Combine that with the institutions created to supply the navy and industrialization.

@darkling @cstross

@peterbrown Industrialization includes enclosure; private property was already extending, agriculturally, to a whole lot of things that had been historically common, but now it's coal seams and iron ore and so on. Extractive norms get added to the mix. ("I have the right to nigh-all the profit from extraction based on a philosophical abstraction"; this is a more or less linear progression from pirate->colony->mineral rights.)

@darkling @cstross

@peterbrown From 1860 for about the next century there's a hiccup, because from 1860 or so power rests on rifle regiments (and after 1914, industrial mobilization) and you have to get the majority of the male population to believe they're in on it; thus the Century of the Common Man, universal suffrage, and so on.

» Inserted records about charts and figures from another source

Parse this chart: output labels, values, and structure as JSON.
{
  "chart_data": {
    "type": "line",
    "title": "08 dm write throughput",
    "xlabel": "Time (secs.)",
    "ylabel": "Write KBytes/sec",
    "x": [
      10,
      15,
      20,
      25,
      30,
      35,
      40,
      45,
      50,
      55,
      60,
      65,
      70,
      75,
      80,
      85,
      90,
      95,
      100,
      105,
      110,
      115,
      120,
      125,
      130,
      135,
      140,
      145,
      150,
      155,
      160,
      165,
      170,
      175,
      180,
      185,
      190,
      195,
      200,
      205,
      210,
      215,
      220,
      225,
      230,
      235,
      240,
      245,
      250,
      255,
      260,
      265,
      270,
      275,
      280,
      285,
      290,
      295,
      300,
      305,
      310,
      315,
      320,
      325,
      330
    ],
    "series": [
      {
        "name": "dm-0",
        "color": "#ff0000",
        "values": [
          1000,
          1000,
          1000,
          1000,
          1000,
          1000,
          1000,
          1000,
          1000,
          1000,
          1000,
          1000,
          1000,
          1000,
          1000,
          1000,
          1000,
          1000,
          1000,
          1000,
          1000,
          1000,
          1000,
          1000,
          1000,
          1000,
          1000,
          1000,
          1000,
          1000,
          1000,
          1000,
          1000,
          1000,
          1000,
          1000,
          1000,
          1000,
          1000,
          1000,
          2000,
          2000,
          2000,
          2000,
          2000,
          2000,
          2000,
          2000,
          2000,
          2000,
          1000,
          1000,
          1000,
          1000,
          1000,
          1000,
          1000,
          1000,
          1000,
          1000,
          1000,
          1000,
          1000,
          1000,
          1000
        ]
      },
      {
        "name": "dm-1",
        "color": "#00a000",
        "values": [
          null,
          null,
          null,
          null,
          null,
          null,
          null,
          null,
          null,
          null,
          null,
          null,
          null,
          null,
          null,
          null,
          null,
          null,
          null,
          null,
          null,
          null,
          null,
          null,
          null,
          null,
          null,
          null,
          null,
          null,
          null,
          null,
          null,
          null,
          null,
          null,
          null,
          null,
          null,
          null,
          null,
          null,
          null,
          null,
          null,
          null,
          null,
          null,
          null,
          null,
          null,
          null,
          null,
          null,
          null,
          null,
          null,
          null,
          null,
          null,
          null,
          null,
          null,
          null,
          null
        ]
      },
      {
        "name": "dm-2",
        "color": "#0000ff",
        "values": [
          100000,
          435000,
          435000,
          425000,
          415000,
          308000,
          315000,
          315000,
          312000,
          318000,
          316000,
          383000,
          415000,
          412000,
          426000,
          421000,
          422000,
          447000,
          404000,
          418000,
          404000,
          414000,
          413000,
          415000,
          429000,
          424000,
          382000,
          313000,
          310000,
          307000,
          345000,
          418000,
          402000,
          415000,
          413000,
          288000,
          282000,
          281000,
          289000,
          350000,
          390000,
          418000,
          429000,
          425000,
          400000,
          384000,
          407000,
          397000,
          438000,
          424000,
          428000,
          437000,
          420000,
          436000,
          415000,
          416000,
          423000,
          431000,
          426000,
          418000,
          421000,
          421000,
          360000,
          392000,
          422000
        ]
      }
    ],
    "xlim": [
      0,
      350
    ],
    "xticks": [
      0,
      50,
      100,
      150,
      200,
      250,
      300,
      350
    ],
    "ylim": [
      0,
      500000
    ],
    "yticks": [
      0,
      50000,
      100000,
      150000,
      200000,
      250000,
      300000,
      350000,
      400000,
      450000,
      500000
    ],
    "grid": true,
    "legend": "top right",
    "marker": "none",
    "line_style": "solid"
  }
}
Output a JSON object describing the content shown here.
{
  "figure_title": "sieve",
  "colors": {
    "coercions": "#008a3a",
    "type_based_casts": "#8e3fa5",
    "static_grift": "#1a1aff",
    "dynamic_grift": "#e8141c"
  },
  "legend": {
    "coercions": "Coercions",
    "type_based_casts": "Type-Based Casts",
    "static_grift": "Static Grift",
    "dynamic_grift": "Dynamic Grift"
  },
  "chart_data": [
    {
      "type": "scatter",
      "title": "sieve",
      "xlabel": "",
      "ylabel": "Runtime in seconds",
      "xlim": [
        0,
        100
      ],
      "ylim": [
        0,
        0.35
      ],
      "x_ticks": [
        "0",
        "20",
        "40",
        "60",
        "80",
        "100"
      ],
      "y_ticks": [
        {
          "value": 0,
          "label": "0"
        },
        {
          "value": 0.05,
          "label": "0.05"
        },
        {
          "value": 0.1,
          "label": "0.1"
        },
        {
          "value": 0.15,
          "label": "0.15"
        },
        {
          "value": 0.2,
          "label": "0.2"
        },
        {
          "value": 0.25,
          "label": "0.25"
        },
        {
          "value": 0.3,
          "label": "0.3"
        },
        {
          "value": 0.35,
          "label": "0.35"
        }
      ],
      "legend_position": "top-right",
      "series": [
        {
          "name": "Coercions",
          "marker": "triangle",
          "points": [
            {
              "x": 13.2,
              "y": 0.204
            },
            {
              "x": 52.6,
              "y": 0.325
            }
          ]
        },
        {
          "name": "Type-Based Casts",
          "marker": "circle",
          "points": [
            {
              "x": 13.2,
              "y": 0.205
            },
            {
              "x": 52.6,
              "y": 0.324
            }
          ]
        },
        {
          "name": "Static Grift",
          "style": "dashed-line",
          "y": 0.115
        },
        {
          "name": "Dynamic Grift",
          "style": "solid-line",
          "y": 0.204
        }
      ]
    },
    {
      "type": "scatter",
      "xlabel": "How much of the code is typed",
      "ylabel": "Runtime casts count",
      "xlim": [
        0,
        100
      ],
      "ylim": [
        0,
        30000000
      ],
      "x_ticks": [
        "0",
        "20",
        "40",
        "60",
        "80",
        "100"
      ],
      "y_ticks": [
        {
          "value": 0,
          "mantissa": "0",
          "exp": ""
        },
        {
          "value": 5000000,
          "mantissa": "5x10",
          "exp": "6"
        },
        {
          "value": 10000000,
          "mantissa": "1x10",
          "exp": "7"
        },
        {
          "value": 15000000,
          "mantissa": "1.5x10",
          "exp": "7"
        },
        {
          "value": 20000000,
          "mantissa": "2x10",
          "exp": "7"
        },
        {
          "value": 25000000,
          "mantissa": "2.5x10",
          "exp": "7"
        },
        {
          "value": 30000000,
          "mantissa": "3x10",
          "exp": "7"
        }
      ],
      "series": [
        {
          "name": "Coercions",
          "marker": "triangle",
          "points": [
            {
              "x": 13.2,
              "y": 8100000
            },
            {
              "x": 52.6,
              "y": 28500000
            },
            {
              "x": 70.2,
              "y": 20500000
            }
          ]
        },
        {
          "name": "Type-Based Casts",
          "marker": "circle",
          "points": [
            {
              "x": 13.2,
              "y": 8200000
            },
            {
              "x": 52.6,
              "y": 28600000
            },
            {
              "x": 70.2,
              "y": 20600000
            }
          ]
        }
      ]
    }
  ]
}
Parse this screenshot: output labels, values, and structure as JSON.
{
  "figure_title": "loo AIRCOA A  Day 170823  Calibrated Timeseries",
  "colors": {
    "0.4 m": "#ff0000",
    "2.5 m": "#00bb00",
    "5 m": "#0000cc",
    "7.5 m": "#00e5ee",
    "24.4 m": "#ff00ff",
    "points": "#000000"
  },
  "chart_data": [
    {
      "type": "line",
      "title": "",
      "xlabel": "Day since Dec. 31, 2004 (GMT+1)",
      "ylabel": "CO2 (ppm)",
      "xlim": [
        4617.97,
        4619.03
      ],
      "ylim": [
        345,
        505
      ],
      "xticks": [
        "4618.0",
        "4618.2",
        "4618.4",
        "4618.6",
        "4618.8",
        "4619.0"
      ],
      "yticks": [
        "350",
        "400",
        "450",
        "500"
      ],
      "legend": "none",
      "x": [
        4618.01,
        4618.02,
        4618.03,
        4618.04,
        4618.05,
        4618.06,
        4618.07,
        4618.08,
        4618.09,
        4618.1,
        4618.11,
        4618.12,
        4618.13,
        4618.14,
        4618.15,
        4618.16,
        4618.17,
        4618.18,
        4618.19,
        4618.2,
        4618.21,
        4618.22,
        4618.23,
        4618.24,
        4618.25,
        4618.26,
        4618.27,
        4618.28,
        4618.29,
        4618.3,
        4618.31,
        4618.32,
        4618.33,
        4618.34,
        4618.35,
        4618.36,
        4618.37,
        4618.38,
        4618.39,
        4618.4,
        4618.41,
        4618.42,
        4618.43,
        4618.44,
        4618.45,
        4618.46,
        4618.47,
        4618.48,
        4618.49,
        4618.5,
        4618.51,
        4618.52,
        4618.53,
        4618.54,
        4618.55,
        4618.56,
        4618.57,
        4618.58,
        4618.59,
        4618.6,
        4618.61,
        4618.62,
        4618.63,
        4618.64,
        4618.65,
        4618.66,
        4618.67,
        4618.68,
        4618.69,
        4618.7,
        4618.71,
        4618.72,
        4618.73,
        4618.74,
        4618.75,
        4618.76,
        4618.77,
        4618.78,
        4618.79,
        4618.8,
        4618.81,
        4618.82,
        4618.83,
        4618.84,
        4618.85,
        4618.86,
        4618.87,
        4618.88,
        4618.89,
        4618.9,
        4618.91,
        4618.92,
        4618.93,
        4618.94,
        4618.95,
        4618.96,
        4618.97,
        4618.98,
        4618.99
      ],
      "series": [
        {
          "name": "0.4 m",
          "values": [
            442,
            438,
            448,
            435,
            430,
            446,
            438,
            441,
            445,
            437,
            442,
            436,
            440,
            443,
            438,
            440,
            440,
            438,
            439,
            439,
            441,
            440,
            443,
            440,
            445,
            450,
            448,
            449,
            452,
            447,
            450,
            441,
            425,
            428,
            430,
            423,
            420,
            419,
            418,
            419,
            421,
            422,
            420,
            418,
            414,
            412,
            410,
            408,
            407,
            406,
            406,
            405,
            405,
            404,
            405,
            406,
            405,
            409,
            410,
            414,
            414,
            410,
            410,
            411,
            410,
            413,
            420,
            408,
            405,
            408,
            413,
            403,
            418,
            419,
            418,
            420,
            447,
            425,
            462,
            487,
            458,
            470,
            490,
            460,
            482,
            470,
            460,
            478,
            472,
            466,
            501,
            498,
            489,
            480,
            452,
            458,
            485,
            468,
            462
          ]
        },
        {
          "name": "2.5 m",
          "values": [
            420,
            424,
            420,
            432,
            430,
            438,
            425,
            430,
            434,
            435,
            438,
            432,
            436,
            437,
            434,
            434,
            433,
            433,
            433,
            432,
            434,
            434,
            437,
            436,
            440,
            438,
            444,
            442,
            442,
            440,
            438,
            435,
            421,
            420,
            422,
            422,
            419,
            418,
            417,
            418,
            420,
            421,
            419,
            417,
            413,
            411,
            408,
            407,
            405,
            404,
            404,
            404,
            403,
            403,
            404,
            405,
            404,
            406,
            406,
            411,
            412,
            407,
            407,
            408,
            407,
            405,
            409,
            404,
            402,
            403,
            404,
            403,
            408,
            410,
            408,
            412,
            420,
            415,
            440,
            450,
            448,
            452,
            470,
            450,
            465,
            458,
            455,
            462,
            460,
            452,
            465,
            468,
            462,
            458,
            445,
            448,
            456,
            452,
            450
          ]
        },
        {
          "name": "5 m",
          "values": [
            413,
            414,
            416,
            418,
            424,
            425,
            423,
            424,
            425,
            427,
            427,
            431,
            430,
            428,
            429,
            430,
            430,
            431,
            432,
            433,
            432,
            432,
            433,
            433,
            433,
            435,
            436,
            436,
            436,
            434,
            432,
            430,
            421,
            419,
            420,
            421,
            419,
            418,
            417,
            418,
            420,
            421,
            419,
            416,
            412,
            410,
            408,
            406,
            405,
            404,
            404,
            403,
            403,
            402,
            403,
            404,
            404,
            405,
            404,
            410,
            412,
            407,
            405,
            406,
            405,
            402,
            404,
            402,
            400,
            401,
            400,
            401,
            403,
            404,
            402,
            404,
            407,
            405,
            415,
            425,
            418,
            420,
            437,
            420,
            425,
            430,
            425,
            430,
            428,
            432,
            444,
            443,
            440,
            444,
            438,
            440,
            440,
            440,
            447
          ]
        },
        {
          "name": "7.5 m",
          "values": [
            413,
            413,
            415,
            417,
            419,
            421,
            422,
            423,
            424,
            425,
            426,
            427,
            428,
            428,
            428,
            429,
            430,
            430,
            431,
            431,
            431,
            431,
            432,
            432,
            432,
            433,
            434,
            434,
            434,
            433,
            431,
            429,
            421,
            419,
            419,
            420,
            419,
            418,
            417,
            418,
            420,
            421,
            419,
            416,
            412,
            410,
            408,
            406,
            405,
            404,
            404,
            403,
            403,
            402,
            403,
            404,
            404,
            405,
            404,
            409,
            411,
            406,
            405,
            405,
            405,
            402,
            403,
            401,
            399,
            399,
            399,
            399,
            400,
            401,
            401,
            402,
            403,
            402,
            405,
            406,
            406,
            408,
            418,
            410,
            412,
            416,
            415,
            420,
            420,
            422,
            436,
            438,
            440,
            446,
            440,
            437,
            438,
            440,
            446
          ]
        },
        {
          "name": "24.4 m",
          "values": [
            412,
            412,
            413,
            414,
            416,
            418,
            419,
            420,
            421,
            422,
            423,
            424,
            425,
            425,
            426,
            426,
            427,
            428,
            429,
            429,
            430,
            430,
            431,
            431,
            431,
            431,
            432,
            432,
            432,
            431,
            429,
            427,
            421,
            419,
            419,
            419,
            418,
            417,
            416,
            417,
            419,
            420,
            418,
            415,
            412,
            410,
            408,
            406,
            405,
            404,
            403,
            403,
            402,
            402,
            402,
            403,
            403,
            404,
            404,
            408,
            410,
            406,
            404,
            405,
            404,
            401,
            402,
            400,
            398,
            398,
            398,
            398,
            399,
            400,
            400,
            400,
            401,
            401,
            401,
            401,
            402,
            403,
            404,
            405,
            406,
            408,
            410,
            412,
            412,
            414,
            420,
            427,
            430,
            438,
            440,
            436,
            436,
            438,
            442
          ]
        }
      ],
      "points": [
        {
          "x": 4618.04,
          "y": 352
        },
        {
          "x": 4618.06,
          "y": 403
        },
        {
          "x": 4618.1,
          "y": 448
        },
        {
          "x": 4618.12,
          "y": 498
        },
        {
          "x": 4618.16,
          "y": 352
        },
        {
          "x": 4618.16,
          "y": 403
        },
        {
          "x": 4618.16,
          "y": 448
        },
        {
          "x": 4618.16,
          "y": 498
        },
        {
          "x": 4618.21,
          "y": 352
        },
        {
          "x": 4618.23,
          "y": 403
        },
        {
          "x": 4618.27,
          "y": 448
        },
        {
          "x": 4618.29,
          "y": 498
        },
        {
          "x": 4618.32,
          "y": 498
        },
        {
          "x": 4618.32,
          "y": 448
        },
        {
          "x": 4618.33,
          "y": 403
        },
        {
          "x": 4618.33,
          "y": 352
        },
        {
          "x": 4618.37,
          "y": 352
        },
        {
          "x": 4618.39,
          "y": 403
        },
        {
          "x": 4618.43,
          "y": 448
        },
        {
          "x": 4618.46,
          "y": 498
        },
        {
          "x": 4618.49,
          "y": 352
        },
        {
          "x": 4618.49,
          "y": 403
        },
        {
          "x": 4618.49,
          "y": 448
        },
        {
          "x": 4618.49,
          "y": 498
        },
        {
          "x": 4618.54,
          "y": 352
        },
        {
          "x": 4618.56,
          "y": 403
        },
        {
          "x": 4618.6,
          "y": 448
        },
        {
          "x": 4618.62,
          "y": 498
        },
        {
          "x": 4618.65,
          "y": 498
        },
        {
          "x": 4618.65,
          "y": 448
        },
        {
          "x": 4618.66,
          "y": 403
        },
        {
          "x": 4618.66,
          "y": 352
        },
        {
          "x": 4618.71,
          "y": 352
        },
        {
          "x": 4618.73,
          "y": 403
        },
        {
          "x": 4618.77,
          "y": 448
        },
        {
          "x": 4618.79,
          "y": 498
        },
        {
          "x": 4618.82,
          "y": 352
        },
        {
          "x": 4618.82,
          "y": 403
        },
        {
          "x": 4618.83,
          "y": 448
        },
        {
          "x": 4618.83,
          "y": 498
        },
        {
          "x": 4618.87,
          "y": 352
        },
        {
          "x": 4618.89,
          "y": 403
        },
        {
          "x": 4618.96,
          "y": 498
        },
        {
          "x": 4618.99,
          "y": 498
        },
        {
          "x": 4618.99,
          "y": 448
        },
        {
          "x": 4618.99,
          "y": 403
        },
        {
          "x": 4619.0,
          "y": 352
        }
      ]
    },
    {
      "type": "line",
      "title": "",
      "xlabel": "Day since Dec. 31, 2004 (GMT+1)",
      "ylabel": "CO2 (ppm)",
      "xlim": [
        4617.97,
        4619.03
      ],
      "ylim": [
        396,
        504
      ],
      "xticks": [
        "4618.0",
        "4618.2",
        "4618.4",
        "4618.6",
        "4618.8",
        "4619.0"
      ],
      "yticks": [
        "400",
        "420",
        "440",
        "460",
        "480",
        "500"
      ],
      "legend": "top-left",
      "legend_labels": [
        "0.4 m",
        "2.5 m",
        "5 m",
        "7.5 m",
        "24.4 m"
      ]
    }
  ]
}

This ALSO involves the maximum territorial expansion of territory under colonial (=purely extractive) administration, because rifle regiments are North Atlantic.

@darkling @cstross

@peterbrown From there you get the VLSI Oops, the resulting gold rush, displaced incumbents (or at least incumbents with rivals), and the semblance of innovation. The problem is the only actual innovation was to create a global panopticon, and suddenly the administrative possibilities, stuck on quill-pen-and-ledger for millennia, change. Which means the kind of state you can have changes, and the whole progression has been toward extraction.

@darkling @cstross

@peterbrown All wealth arises from work and if you want to be really rich you have to capture the work of others, which means the whole progression of the norms of enclosure (which are functionally a selection pressure; the better you are at this, the greater your relative success, and that includes "my culture colonizes effectively so children born to it eat better") is about "how much of this person's life span can I structurally compel them to use for my purposes?"

@darkling @cstross

@peterbrown It's not precisely slavery; or at least, it doesn't have the chattel aspects. It's just really hard to do anything but the stuff that surrenders your lifespan to another's purposes, because the penalties for non-compliance are death by exposure or starvation.

And this really gets going as an identifiable, post-aristocractic-autocracy stultification thing, with the Pirate Kingdom of Elizabeth I and just kept rolling on selective advantage thereafter.

@darkling @cstross

@graydon @darkling @cstross “all wealth arises from work” - yes, but once there is a feudal overlord, they take their cut.
My point was that pre-feudalism it more resembled a patriarchy or a team. If you supported another member, it was because you wanted to not because you were forced to.
But post feudalism there is an obligatory trickle-up.

@peterbrown Pre-feudalism we could have the Divine Augustus or Sargon of Akkad! lots of direct taxes before the feudal period.

The thing I'd consider unusual about feudal taxes would be a combination of hierarchy-by-public-oaths (effectively contracts) and the change from a gift culture setup (the king gives you stuff, including land tenure, for service) and the creation of permanent land tenure by Christianity. (Can't give a temporary gift to an eternal god.)

@darkling @cstross

@graydon @darkling @cstross yes, well I can’t vouch for other countries, but in Scotland that occurred in the beginning of the 12th century. And from that point you can see a steady unstoppable growth of wealth both in the nobility and the church (who were also feudal overlords).
 Hence my comment that it’s the beginning of trickle up economies.

@peterbrown I think that's more bookland/charter land (=permanent tenure for entities smaller than a sovereign, aka it's not a gift economy where the king rewards service but it all resets when anyone involved dies) rather than feudalism as such; feudalism works pretty well, and arguably better, pre-bookland.

And, yes, growth of wealth because this is the invention of private property. It's enclosure zero, the idea that land is a thing you can own. (As distinct from hold.)